Dan heb ik nog een briefje van U te beantwoorden van lateren datum, - waaronder gij als pseudoniem opgeeft: Aja. Voor het daarin ingesloten couranten-uitknipsel dank ik U zeer, daar het inderdaad mijn volle sympathie heeft, zooals gij terecht hebt vermoed.
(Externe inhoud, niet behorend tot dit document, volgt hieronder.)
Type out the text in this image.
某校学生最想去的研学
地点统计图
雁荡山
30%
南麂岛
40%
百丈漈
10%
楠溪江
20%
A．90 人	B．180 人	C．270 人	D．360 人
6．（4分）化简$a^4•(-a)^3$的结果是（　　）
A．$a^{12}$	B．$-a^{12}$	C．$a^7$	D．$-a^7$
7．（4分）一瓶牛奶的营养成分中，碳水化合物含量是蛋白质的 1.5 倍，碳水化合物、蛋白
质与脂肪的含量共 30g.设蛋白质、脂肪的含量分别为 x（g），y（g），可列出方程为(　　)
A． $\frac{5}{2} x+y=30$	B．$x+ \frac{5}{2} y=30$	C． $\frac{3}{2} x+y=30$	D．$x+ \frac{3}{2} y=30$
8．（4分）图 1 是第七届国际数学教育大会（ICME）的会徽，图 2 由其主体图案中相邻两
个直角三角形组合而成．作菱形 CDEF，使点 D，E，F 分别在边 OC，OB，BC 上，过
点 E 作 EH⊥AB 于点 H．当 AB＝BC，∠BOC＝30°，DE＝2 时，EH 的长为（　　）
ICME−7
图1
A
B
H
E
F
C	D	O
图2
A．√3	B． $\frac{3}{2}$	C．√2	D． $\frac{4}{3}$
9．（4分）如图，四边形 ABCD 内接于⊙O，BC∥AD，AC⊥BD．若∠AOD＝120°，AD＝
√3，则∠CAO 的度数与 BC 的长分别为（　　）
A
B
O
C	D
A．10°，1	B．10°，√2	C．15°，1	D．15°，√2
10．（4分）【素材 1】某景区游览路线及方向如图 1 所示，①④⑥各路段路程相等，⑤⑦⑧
Het is m.i. de beste manier om kinderen pedant, met zich zelf vervuld, en onkinderlijk te maken, die malle ‘padvinderij’, met haar Engelschennaäperij, tot in alles, tot in de kleeding toe. 't Geen gij-zelve dienaangaande schrijft over de vatbaarheid van jongens, vooral op dien leeftijd, om door een uniform te worden ingepakt, als iets heel-bijzonders, beaam ik ten volle. Daarbij is dat uniform zoo akelig-aanstellerig-gek, dat ik blij ben geen jongen te bezitten die zich zóó mal zou willen aanstellen van het te dragen. Ja, dat koffers afhalen, van die congres-leden in D. was een kostlijk staaltje van de ‘ridderlijkheid’ der padvinders, - die op zoo'n manier den sjouwers het brood uit den mond stooten. Ingevolge Uw latere briefkaart ga ik niet in op het onderwerp dat gij vervolgens aanroert in dezen zelfden brief, en dat ook inderdaad is afgedaan. Ten slotte heb ik nog een briefkaart van U over het niet-opnemen van Uw werk in de Lelie maar wèl in het feuilleton-gedeelte. Dat komt omdat deze, gelijk gij-zelve schrijft, lijdt aan ‘chronisch plaatsgebrek’, en dus onmogelijk alle bijdragen kàn opnemen in de Lelie-zelve. Indien gij bepaaldelijk wenscht dat een bijdrage in het Bladzelf verschijnt, en niet in het feuilleton-gedeelte, dan moet gij dat er uitdrukkelijk bij melden, maar tevens er dan op rekenen dat gij lang moet wachten dikwijls. Intusschen wil ik U een volgende keer, - als het oorspronkelijk werk geldt - gaarne ter wille zijn. Vriendelijk gegroet.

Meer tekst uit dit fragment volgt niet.